Nicholas Kristof of the NY Times started a recent article with the line “Ever wonder how financial experts could lead the world over the economic cliff?” He then gave an example of the Dr. Fox effect within a series of psychological experiments. An actor was given a pointless script with no substance of how mathematical game theory applies to education. The actor, as the phony expert “Dr. Fox”, gave this presentation to medical educators with a warm delivery with many jokes. Surveys of the audience mostly thought it was excellent.

For over 20 years Philip Tetlock at UC Berkeley tracked 82,000 predictions by 284 experts. Their results were only a “tiny bit” better than a chimpanzee throwing darts at a board. Their professor or experience made no difference. Fame had in inverse relationship. The media likes strong, black and white views.
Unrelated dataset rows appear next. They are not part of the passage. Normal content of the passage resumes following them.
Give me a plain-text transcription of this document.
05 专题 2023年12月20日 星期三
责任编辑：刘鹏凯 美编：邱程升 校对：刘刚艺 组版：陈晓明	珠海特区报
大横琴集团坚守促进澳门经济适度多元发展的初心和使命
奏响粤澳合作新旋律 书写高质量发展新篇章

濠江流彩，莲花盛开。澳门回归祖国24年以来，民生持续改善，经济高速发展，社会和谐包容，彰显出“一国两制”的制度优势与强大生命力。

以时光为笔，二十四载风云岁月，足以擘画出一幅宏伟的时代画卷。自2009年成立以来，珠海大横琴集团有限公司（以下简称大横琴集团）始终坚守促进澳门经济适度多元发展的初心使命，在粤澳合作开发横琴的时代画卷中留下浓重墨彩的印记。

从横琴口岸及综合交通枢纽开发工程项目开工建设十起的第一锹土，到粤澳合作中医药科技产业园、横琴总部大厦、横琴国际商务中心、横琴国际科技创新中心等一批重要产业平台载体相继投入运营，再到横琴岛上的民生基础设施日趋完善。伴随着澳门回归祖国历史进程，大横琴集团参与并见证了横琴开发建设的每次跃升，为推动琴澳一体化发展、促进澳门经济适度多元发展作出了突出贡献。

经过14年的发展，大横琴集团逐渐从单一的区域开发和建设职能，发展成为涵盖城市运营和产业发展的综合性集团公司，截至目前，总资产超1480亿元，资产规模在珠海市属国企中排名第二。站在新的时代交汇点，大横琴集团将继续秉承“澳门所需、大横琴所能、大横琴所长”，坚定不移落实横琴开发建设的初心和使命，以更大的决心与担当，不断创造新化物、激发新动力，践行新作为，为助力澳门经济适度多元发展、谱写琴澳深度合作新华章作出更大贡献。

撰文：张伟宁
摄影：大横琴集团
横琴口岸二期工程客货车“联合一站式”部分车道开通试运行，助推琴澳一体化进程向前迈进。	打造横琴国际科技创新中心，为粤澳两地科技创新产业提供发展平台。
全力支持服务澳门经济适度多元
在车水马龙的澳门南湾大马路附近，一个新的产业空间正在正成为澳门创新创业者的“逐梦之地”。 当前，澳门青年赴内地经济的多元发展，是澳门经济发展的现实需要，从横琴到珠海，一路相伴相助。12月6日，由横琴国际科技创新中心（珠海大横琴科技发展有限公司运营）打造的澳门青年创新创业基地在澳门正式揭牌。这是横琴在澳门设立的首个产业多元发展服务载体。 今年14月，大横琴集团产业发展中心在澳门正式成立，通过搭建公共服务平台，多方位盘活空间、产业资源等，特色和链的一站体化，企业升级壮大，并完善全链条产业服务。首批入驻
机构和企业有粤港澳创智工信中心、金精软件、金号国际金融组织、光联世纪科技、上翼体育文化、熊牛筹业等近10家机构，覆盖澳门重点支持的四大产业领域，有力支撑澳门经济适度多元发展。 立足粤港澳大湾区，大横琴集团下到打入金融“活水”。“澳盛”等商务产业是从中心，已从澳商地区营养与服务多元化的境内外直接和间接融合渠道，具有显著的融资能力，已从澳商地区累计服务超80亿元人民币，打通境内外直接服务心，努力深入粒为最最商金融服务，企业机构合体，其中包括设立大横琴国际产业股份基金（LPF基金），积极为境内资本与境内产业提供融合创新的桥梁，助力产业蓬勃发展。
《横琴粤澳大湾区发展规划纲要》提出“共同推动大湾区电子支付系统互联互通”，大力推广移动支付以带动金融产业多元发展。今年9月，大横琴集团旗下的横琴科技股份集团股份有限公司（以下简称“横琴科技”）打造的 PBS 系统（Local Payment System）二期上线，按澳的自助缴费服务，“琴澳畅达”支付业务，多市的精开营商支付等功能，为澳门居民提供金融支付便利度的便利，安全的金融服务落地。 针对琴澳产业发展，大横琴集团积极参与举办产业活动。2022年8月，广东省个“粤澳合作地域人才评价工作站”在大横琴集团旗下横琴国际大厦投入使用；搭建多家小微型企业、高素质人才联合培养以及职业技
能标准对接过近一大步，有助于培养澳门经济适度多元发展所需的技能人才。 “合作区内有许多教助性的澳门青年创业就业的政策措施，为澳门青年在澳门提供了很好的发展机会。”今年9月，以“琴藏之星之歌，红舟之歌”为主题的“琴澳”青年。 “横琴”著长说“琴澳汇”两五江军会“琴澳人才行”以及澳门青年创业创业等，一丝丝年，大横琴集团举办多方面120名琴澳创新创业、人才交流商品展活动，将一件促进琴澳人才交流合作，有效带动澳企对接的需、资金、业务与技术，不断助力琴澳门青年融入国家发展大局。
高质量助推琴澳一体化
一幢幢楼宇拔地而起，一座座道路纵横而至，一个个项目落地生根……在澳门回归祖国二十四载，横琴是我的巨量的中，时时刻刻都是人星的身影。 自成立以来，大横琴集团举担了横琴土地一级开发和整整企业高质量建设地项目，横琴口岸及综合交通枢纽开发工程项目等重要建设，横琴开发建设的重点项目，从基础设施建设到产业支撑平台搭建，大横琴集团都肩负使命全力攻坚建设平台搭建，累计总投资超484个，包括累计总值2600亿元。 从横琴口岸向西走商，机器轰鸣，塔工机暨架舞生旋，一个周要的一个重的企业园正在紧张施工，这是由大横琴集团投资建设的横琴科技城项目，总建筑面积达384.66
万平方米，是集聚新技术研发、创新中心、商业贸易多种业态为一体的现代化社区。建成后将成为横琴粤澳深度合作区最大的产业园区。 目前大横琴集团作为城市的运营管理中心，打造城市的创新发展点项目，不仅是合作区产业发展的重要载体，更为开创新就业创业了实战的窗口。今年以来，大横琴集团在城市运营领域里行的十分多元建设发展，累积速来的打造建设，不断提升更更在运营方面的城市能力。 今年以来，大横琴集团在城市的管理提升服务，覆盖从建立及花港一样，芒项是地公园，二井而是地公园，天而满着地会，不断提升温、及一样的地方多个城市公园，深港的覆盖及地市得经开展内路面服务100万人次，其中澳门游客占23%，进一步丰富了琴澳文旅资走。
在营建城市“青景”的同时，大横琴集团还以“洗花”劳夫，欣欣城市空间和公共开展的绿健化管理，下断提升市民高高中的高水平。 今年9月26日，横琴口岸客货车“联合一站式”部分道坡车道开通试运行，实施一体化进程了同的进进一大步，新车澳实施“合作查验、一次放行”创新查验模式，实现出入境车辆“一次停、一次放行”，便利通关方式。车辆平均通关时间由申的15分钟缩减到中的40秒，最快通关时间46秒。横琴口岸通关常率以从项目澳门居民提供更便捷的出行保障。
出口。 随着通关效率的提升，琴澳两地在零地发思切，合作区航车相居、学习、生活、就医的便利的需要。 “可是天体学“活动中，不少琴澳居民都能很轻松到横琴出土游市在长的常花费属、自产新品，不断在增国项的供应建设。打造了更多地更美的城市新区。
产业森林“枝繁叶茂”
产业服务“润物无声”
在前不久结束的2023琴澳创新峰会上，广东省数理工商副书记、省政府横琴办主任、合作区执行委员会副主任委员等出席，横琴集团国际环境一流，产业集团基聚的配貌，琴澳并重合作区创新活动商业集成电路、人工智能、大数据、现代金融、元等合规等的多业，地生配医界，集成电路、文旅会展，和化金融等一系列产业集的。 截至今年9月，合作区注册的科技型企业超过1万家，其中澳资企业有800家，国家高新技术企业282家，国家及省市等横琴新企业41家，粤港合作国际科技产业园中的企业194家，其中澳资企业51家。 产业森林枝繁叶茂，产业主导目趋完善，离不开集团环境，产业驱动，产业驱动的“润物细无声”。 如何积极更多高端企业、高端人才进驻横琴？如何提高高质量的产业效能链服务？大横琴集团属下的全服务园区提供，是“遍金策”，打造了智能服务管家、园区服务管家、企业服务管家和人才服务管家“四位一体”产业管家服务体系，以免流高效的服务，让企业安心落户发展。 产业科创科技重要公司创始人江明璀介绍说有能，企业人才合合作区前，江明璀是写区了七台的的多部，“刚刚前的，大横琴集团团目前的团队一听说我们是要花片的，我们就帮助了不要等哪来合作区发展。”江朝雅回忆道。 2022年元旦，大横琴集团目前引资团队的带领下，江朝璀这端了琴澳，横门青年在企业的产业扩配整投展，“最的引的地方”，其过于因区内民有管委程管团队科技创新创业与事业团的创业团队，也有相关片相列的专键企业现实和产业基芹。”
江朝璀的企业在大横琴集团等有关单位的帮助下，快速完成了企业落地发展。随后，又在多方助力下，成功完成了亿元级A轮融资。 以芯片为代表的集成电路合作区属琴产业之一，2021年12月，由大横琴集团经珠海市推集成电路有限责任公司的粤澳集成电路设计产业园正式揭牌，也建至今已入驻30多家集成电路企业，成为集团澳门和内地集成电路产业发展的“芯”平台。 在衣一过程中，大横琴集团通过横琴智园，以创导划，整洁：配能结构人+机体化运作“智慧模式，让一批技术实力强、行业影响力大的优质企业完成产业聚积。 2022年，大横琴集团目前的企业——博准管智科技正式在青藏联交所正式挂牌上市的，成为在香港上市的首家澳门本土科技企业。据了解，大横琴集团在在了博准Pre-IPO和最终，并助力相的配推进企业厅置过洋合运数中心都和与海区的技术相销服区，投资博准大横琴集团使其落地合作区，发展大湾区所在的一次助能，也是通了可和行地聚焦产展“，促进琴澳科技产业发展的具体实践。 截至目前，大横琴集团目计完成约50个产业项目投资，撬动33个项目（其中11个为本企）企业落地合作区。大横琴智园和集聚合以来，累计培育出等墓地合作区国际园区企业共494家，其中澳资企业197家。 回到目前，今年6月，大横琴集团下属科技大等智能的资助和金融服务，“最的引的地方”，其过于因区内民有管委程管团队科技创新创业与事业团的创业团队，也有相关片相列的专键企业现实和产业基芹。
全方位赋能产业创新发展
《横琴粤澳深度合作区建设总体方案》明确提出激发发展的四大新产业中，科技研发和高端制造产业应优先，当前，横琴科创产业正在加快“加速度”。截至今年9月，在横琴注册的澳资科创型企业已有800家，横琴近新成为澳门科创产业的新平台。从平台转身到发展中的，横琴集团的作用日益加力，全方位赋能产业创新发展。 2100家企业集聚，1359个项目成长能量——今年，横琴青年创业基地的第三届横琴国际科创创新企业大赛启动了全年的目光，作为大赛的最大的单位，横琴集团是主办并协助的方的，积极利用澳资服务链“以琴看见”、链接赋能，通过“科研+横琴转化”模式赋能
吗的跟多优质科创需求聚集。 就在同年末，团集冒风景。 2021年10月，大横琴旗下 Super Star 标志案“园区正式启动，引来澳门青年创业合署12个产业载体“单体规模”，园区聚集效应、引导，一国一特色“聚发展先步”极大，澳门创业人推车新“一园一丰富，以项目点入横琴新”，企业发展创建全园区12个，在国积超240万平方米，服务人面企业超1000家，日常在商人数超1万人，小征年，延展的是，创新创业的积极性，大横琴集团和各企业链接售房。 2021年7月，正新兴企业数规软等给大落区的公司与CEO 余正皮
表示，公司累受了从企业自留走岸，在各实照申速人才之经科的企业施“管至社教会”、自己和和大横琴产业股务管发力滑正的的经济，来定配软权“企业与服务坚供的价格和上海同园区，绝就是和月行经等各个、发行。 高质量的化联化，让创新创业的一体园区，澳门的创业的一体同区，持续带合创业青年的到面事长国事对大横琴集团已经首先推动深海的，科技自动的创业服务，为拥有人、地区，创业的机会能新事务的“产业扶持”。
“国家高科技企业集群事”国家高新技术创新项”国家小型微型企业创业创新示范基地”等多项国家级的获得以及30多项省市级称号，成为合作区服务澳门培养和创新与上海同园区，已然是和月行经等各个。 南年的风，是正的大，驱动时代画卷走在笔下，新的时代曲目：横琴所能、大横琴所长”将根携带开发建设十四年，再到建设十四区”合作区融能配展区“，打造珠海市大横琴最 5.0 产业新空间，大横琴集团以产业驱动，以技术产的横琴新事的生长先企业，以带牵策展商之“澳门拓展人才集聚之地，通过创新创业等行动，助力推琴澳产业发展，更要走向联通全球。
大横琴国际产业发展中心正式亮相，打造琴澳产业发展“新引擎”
These “Hedgehogs” are worldview and ideology based experts who are of no value in predicting the future. Then who can be of value? In Tetlock’s “Expert Political Judgment,” he describes the “Foxes” who trump experts. Foxes are cautious, centrist, pragmatic, prone to self-doubt; can see complexity and nuance and adjust their views to new information.

Our takeaway from these studies is that it is OK to be amused by wild “Cramer” type predictions or Gypsy fortune tellers. But we need attributes of a Fox to guide our path into the future. Three decades ago strategic planners shifted from forecasting to become facilitators who created probable scenarios and ran group processes to determine current strengths and weaknesses and future opportunities and threats. They began using system design and what-if modeling to provide the framework for decision making. This fits us Foxes like a glove since we are creating the future not predicting it.

Our particular arena is education whose technology is captured in the system definition of eLearning. We know the profound impact of all types of technologies on most of the world’s industries including entertainment and communication. From our pragmatic sense of the world we believe that eLearning will transform education. We do not yet know how it will happen, what technologies will be most effective or when it will happen. We hope that this transformation will enable all students to become highly motivated and effective learners within their unique abilities and aspirations. We are flexible because we know that all change has unexpected consequences. The painfully slow transformation is paced by the years needed for teachers to become effective eLearning practitioners, for the multi-tiered eLearning system to be established and the eLearning digital curriculum to move well beyond the legacy curriculum.

Year by year progress is being made. During this economic down cycle we Foxes are studying and creating policy needed to change the legacy financial system to support individualized student eLearning. We are also focused on the broadband Internet and data tools needed for eLearning to be effectively managed with Fox’s data – not Hedgehog ideology.